I won't lie to you, these theory sections (even interspersed with tales of boozing and philandering with women) were dull and difficult — and probably even duller if you've never read DFW's first novel or his collection Girl With Curious Hair, which is anchored by his nearly impenetrable novella, Westward The Course of Empire Take Its Way. Indeed, the first part of the bio — as many chronological bios are — was the least interesting. But I did love this idea, about DFW's first days at Amherst: "There was a moment in many of his fellow students' lives when they realized Wallace was not just smart but stunningly smart, as smart as anyone they had ever met."
After rehab, though, DFW "converted" to an advocate for "single-entendre" writing. As he stalked the poet and memoirist Mary Karr, he produced the novel for which he'll be forever known,. This is the most fascinating section of the bio, to me. Max discusses the aftermath of getting clean, his trouble with women, writing, and then cutting and editing Infinite Jest while teaching at Illinois State.
The last third of the bio discusses DFW's new fame — and his discomfort with it. Even though DFW claimed to have never heard of Nirvana until after Cobain committed suicide (a dubious claim, DFW's friends say), Max argues that there are some parallels between Nirvana, and other music of the early '90s, and Infinite Jest. ("The chorus of "Smells Like Teen Spirit" paralleled Wallace's portrait of a generation addicted to media with its assertion that everyone was 'stupid and contagious...Here we are now, entertain us.'")

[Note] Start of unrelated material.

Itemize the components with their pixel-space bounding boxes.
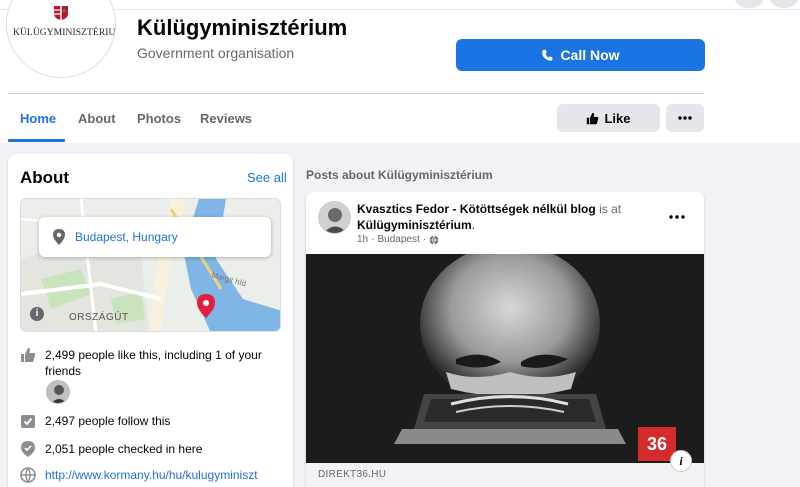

For the rest of his life, DFW wrestled with his fiction. He published two more volumes of short stories (Brief Interviews With Hideous Men and Oblivion) and some fantastic non-fiction. His 2006 essay on Roger Federer in The New York Times Magazine is, in my view, the standard by which all other sports journalism should be judged. But it was his next "Long Thing" that he could never quite get right. He wasn't a perfectionist, but his inability to "figure out" what exactly The Pale King should be was his undoing. He decided to try new meds in 2007, but his anxiety increased and depression worsened, and on the night of Sept. 12, 2008, he hung himself. Max: "This was not an ending anyone would have wanted for him, but was the one he had chosen."